Effect of exogenous insulin on platelet reactivity in patients with
acute ischemic vascular events
Objective: Recent studies have shown that insulin therapy increased the
risk of major cardiovascular adverse events, and the changes of platelet
reactivity may be responsible for the clinical outcomes. We attempted to
explore the effect of exogenous insulin on platelet function in patients
with type 2 diabetes mellitus who were suffering from acute vascular
events. Methods: We collected data of 540 diabetes patients with acute
ischemic vascular events from the hospital information system. Their
platelet reactivity has been reported by the maximum amplitude of
adenosine diphosphate-induced platelet-fibrin clots (MAADP) of
thromboelastography. The effect of antidiabetic drugs on platelet
reactivity was analyzed retrospectively. Stratified regression analysis
was carried out to gradually adjust for the demographic data, genetic
factors, lifestyle, biochemical indicators, antiplatelet regimen, etc.
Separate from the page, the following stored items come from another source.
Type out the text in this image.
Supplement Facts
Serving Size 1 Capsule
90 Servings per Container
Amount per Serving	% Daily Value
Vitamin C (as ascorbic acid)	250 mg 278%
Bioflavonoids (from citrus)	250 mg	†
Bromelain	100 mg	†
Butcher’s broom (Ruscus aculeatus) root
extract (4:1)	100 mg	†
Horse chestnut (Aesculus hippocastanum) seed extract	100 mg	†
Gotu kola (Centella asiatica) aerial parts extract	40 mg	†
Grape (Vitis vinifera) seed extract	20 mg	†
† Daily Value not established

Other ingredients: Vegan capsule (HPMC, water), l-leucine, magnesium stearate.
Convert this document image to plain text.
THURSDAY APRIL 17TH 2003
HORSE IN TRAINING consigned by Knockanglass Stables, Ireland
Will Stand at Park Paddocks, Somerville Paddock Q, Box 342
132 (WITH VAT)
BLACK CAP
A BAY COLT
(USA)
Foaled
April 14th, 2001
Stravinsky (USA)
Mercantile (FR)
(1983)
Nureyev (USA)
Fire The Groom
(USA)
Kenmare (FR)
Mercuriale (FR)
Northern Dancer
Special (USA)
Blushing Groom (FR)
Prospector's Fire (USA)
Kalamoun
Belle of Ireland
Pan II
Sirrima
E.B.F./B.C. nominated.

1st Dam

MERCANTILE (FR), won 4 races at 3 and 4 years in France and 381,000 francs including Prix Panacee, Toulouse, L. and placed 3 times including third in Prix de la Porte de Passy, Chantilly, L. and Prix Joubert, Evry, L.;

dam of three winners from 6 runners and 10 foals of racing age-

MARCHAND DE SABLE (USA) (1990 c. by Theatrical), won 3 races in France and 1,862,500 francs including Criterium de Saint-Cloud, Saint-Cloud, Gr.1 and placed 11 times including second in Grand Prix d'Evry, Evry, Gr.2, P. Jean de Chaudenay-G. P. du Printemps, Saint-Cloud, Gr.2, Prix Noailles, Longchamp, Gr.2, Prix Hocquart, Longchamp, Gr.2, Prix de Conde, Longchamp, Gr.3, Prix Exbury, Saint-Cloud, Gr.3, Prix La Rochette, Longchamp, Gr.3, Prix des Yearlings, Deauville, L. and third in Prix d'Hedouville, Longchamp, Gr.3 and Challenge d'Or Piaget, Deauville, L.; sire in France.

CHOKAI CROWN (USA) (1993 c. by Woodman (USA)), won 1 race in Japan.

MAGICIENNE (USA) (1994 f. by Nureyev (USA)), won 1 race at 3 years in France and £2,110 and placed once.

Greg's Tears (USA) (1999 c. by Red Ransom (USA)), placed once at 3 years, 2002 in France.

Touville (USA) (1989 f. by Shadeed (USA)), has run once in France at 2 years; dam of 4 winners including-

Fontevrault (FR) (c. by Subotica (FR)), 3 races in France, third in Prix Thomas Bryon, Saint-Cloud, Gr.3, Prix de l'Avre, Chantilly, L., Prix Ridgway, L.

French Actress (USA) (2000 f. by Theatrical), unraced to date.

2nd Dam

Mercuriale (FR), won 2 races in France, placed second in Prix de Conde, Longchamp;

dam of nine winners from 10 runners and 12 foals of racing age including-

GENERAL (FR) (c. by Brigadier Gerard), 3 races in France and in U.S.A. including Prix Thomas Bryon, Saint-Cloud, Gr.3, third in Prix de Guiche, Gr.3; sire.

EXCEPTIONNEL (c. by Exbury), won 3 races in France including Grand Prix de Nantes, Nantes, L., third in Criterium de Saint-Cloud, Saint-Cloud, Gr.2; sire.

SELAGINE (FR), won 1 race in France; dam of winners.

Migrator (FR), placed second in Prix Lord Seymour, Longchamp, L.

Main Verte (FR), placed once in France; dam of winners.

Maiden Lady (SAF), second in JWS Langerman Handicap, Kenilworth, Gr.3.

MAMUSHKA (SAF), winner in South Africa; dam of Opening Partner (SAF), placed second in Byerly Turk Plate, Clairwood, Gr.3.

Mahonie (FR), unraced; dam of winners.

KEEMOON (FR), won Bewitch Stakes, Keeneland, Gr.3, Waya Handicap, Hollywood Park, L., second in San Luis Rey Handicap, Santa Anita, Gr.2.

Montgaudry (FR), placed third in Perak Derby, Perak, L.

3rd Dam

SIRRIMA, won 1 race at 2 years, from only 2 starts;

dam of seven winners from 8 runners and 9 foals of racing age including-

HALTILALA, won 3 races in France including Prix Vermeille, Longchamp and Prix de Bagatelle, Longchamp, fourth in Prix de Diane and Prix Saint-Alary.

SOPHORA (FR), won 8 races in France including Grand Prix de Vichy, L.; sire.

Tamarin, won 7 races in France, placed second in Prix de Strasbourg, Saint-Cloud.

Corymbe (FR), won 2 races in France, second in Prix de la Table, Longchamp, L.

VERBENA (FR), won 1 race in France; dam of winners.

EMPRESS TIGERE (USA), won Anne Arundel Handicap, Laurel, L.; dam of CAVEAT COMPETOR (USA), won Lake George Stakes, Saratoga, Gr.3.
Results: Univariate linear regression analysis showed that sex, age,
body mass index, smoking, low-density lipoprotein, platelet count,
CYP2C19*2, antiplatelet regimens, and insulin were related to MAADP.
After multiple factors were adjusted, the effect of insulin therapy
(95% CI: 0.022-0.664; p =0.036) on MAADP was always statistically
significant. Conclusions: Exogenous insulin effects significantly on the
level of MAADP in diabetic patients with acute ischemic vascular events,
which may be not conducive to antiplatelet therapy.